This is a time for thought leadership, not idle thinking...A time for new, better ways to protect and grow wealth. The recent financial crisis revealed that relying too heavily on traditional thinking can be limiting at best and life-changing at worst. As a result, we shifted our thinking, because our clients' success is paramount.
Best & Worst Case Scenario: A Simplified Illustration
Bob and John are two retirees. Bob and John don't know each other, but their circumstances at retirement are very similar. They both retired at the age of 60 with $2,000,000. They drew $80,000 per year (adjusted for inflation) from their portfolios to live on and their asset allocations and investment portfolios were exactly the same. John lived happily until his death at age 85, leaving a multi-million dollar estate to heirs and charity. Bob, on the other hand, ran out of money at age 75 and still had plenty more life to live. So why the difference between John's retirement and Bob's retirement? John retired in 1982 and Bob retired in 1999. Timing matters even though the market cannot be timed. Despite very different outcomes, both of their financial plans indicated they would be able to retire comfortably and would most likely not run out of money.

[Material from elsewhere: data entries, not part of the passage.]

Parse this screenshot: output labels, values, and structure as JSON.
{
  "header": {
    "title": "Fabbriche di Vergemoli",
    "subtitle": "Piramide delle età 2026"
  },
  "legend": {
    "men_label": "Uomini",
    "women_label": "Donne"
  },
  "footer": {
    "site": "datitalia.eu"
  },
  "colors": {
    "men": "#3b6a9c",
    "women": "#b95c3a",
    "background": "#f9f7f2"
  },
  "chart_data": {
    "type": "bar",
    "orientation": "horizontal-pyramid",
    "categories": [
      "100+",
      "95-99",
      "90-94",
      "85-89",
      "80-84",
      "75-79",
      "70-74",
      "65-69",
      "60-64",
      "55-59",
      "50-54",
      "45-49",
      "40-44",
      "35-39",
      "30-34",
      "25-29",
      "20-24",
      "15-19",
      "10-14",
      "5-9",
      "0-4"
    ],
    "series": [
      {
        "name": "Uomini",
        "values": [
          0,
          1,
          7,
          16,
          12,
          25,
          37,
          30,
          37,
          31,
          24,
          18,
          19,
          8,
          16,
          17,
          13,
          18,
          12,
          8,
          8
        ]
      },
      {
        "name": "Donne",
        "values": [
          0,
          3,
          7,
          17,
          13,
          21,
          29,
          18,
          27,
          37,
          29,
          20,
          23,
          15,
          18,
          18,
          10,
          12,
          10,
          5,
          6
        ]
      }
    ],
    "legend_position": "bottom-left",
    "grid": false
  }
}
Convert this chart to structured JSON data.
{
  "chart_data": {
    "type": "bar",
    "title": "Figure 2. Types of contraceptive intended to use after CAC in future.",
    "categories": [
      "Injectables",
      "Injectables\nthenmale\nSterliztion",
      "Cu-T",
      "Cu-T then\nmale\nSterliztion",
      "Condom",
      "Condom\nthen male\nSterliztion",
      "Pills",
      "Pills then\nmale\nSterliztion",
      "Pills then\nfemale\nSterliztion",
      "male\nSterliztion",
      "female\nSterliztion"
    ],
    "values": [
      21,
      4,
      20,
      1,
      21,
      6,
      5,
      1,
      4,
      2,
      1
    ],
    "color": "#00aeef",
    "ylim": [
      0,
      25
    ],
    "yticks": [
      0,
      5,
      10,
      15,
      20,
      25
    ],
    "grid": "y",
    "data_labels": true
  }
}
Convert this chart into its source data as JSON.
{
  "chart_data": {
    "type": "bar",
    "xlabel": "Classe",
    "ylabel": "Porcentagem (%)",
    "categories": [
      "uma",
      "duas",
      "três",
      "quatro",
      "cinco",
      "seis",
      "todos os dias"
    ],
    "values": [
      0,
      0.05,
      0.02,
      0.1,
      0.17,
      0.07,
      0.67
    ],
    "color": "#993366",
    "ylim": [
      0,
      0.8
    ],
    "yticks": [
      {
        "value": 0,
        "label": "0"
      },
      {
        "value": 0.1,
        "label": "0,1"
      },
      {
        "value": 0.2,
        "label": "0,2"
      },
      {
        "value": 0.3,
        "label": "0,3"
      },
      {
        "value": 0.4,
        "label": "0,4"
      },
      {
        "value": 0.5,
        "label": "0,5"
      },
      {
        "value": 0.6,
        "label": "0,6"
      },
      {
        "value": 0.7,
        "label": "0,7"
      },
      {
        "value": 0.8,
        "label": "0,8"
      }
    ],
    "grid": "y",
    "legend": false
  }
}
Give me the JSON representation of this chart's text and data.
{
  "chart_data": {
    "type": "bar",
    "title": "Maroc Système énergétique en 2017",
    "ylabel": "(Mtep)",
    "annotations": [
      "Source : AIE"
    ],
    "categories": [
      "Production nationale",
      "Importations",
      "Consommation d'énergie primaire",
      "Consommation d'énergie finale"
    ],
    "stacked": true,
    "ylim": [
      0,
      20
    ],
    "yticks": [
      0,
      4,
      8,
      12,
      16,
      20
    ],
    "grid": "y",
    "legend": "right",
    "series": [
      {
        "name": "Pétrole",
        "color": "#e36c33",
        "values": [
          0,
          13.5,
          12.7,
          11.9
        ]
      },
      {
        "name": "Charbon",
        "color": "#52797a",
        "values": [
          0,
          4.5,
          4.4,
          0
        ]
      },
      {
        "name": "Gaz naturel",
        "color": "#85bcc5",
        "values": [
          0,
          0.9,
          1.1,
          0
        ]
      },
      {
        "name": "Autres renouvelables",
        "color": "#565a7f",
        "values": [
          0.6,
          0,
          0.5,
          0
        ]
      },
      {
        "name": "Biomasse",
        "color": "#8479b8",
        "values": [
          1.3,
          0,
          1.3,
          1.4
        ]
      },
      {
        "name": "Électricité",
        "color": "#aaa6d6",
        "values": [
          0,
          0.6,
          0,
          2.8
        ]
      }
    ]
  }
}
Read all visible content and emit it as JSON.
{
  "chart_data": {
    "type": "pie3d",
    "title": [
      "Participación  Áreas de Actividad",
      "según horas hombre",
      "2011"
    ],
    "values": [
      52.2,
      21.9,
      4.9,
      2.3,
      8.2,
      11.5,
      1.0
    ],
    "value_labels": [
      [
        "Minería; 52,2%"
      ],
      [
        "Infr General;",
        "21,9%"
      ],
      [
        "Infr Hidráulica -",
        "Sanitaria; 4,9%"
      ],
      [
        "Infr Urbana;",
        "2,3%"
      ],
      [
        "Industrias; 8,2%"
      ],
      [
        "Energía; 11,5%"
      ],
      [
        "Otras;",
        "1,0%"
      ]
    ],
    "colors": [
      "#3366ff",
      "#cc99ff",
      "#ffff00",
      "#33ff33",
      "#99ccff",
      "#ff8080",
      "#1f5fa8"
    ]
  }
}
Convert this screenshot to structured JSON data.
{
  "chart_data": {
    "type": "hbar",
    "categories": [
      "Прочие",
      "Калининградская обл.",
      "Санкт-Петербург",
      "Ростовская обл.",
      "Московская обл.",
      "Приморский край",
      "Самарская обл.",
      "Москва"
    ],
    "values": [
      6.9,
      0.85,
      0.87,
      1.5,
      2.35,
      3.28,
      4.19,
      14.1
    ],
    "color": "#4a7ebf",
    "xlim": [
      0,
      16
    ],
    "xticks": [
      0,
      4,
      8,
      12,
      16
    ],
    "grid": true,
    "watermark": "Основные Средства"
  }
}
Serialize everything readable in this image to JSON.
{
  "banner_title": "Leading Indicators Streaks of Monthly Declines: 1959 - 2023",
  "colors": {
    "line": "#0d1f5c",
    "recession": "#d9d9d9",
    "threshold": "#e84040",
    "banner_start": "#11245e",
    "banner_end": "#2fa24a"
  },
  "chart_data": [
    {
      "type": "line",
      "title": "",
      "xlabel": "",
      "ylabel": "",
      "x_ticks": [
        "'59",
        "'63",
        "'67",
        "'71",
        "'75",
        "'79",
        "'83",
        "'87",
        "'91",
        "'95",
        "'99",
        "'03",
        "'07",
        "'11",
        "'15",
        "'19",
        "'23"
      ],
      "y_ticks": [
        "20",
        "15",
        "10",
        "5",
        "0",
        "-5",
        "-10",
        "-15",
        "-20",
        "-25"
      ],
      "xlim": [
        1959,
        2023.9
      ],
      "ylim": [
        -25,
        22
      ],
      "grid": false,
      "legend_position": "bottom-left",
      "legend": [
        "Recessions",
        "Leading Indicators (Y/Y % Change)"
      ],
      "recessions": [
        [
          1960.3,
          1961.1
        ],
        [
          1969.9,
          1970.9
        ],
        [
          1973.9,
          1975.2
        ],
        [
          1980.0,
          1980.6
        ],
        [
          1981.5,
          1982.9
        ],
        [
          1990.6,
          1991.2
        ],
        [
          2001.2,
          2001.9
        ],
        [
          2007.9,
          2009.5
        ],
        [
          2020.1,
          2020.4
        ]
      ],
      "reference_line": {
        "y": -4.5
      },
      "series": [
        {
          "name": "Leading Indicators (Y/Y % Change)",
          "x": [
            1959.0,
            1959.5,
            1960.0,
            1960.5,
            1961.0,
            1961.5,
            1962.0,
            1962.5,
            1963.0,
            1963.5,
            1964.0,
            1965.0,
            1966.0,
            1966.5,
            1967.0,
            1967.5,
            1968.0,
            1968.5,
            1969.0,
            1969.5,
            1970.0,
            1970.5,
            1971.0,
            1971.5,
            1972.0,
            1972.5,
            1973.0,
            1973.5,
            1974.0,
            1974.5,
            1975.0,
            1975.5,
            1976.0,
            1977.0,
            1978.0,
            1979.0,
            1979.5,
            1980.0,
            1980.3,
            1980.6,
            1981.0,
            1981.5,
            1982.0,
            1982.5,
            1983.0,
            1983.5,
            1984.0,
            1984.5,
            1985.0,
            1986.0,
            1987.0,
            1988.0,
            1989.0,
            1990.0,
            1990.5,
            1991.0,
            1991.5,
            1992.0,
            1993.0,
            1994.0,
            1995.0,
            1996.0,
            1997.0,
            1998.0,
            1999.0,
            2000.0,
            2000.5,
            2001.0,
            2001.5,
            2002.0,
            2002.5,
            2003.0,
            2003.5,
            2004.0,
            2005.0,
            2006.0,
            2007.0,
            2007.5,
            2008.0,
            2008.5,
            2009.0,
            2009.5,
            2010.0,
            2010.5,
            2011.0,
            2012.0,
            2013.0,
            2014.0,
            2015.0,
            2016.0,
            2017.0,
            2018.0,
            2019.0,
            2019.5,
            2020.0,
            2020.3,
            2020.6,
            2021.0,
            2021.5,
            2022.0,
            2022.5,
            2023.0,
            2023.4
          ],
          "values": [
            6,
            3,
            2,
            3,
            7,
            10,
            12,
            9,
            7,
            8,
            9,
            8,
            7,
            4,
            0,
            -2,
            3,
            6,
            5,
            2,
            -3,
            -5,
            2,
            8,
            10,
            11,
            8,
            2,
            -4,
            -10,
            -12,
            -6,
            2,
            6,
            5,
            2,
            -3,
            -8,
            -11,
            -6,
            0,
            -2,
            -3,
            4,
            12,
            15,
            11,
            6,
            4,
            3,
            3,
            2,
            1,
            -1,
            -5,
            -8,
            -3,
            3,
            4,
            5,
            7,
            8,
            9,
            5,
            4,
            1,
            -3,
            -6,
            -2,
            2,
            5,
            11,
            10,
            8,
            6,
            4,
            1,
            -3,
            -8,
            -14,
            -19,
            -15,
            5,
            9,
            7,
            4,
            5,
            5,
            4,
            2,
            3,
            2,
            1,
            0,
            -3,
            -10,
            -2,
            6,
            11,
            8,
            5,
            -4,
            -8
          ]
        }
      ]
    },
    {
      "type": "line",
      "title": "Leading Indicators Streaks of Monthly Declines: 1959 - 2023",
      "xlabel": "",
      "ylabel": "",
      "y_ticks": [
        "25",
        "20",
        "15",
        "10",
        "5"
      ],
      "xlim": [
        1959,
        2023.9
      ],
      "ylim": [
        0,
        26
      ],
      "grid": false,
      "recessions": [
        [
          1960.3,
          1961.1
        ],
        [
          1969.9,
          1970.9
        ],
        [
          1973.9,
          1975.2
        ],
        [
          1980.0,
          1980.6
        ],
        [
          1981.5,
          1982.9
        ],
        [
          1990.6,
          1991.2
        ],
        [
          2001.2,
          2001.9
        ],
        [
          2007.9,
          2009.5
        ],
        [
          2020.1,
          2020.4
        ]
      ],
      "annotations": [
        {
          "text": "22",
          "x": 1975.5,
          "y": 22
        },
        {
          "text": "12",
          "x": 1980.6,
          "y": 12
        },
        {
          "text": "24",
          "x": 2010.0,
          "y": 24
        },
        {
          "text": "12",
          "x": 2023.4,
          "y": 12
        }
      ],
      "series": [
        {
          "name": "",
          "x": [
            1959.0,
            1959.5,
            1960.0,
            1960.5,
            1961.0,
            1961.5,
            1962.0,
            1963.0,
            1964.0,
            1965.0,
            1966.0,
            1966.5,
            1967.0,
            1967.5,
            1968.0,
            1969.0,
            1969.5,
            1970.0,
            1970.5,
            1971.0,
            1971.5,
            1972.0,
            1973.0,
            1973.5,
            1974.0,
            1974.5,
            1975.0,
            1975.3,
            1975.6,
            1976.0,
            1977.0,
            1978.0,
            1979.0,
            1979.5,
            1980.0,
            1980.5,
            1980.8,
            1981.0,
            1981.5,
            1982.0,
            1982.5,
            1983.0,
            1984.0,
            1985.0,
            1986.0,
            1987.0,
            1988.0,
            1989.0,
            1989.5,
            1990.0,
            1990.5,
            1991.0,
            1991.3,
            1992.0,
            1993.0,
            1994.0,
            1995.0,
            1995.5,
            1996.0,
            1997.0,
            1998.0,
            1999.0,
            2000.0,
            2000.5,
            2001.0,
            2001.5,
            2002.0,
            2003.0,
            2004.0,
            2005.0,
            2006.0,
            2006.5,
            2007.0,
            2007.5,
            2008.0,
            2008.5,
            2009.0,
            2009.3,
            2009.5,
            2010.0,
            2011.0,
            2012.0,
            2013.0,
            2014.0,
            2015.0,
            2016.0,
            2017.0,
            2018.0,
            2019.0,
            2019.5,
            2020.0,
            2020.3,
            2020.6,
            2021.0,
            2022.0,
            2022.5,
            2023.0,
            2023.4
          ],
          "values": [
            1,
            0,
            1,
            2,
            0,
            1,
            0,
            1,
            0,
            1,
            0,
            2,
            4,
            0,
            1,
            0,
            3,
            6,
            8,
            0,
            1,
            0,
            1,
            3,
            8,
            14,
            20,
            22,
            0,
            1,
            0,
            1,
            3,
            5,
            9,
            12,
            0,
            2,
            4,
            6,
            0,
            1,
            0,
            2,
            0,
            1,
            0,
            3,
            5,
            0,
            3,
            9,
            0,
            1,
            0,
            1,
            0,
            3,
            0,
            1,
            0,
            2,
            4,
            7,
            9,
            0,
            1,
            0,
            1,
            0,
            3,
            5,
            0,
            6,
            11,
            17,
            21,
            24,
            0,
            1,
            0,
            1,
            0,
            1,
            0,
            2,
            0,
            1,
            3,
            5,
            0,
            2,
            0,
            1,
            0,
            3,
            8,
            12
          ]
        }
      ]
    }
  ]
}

The financial industry relies heavily on decades-old thinking that is showing its age. Common financial plans assume future investment returns will mirror historical returns whether interest rates or stock values are high or low. Many financial advisors still recommend standard stock/bond portfolios, regardless of individual income needs, tax considerations or life circumstances. These standard stock/bond portfolios typically require investors to ride out the ups and downs of the financial markets and don't consider innovative ways to reduce downside risk or capitalize on opportunities outside the markets that can offer additional sources of income that many retirees are looking for.
A New Perspective
The story about Bob and John underscores why we shifted our thinking and subsequently our business. We don't solely rely on traditional industry assumptions to predict whether or not our clients will have enough money to meet their many goals for their lives. We are continually seeking new and better ways to help our clients meet their goals without taking undue risk. We designed our financial planning approach to anticipate and plan for unexpected outcomes, such as a down market at time of retirement. In essence, we combine what we believe to be the most relevant conventional wisdom of our industry with fresh new ideas and investment solutions that provide our clients with stress-tested financial plans, while protecting and enabling their wealth to continue growing under our management. In this way, our clients have choices, room to make adjustments, and continued confidence that they will still get to where they're going in the end.
Everything we do is designed to improve each client's likelihood of success. We focus first on what really matters in our client's life and determine the best way to turn it into reality.